The last time Washington converged on an unassailable bipartisan policy consensus was the Iraq war. It was a heady time. I bring this up merely to note that there’s a new focus of ‘unity’ and ‘consensus’ in Biden’s Washington. And it’s that debt doesn’t matter any more. The US may be nearing second world war levels of insolvency; the economy may be poised for a post-plague lift-off; household savings may be high, and growth imminent — but all that, we’re told, makes this the perfect time to put another $1.9 trillion on the house. If Republicans whine about it, they’re rightfully booed off the stage, given their fiscal records under Bush and Trump.

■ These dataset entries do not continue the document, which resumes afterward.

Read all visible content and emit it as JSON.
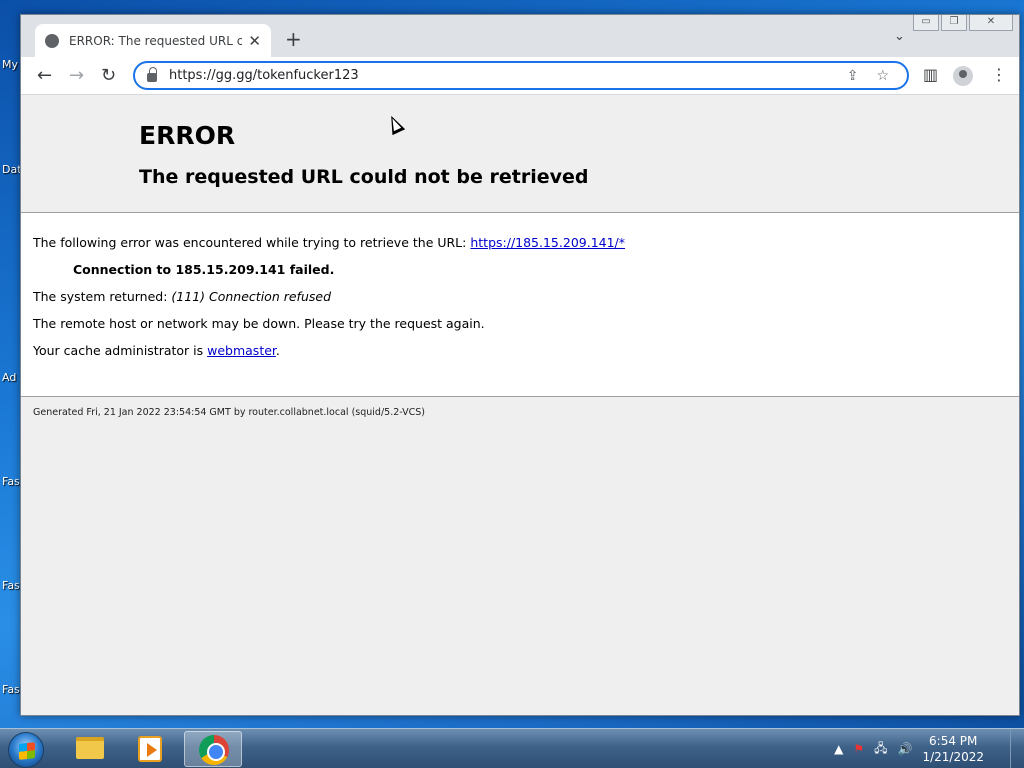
{
  "desktop": {
    "labels": [
      "My",
      "Dat",
      "Ad",
      "Fas",
      "Fas",
      "Fas"
    ]
  },
  "browser": {
    "tab_title": "ERROR: The requested URL could not be retrieved",
    "url": "https://gg.gg/tokenfucker123",
    "window_controls": {
      "minimize": "▭",
      "restore": "❐",
      "close": "✕"
    }
  },
  "page": {
    "heading": "ERROR",
    "subheading": "The requested URL could not be retrieved",
    "line1_prefix": "The following error was encountered while trying to retrieve the URL: ",
    "line1_link": "https://185.15.209.141/*",
    "line2": "Connection to 185.15.209.141 failed.",
    "line3_prefix": "The system returned: ",
    "line3_detail": "(111) Connection refused",
    "line4": "The remote host or network may be down. Please try the request again.",
    "line5_prefix": "Your cache administrator is ",
    "line5_link": "webmaster",
    "line5_suffix": ".",
    "footer": "Generated Fri, 21 Jan 2022 23:54:54 GMT by router.collabnet.local (squid/5.2-VCS)"
  },
  "taskbar": {
    "time": "6:54 PM",
    "date": "1/21/2022"
  },
  "colors": {
    "link": "#0000cc",
    "omnibox_focus": "#1a73e8"
  }
}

But still, it worries me. I’m not an economist, so I’m not an authority on whether adding massive stimulus to a projected hot economy is a great idea. Trump got away with it, to be sure. And maybe the dollar is impregnable and this is the ideal time for long-term infrastructure investment, what with super-low interest rates. Perhaps struggling working families just need more support in a country with spiralling and massive inequality. But there’s been a bit of a self-serving swoon among old-school Keynesians and some reformist Republicans for the whole magic money tree fantasy. Only Larry Summers has had the cojones to issue a few meek reservations and he’s been roundly ratioed on Twitter for it. I just worry whenever DC is unified. The Iraq war happened just as vivid memory of the Vietnam debacle had receded in the American consciousness. And it’s been a few decades since inflation dragged the US economy into the ditch in the 1970s. So have a great roaring 2020s! Hyperinflation included.

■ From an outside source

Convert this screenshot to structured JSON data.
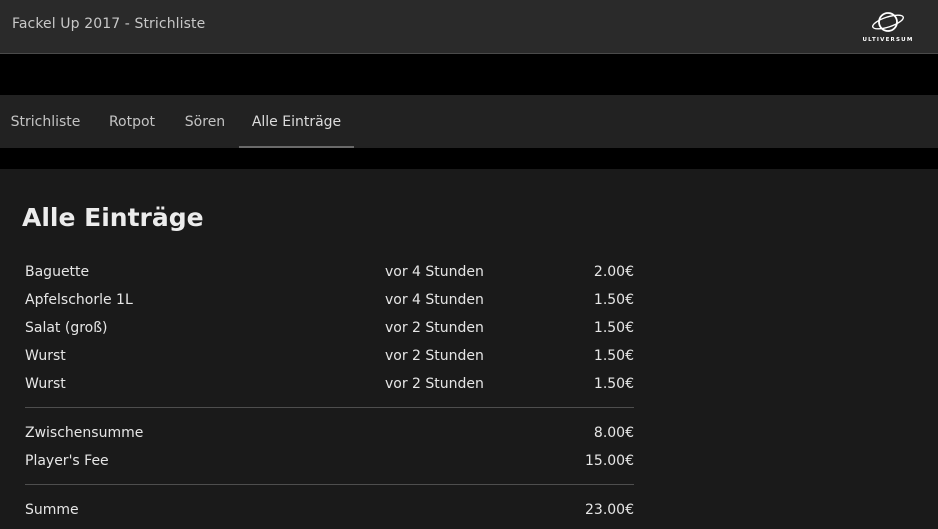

People keep asking me if the atmosphere in the capital city has changed since Trump escaped in his helicopter. And the answer is no. It’s the same eerie pandemic wilderness it was in January — but snowier. We’re a docile city, we tend to obey instructions, we’ve had one of the lowest Covid-19 infection rates in the US, and there aren’t any signs of a rebellion yet. Since new viral variants came on the scene, I removed what puny contact I had with the outside world. Spectator diaries, as I recall, are jammed with gossip and socialising and parties — but all I can offer is my three-legged beagle, Bowie. She is now my entire social life. In fact, I’ve walked her so much over the past several months that her back gave out. She just plonked herself down on one of our walks last week and wouldn’t move.
I panicked a bit. Triped dogs are super fashionable — they’re a walking/hopping virtue-signal — but all that twerking with one back leg can come with a price over the years. The vet told me to let her rest. And sure enough, she was soon back to normal. Overall, she’s had a good pandemic. She has me 24/7. With no social or work commitments, she sets the daily schedule, the wake-up, the meals, the walks. Coiled up next to me as I march my way manfully through Netflix and HBO Max, I’ve begun to realise that we are slowly becoming one.
Each morning, the second I remove my sleep apnea mask, she slowly meanders her way up through the sheets to kiss me; licking my bald head with a thoroughness I can only meekly surrender to. She did this, I should add, the very first morning we woke up together seven years ago. I thought then it might have been gratitude for rescuing her from imminent euthanasia (she’d been a working hound and got hit by a truck one day when she went off-trail). But that won’t wash any more. I don’t deserve it, but it occurs to me that this is indeed love.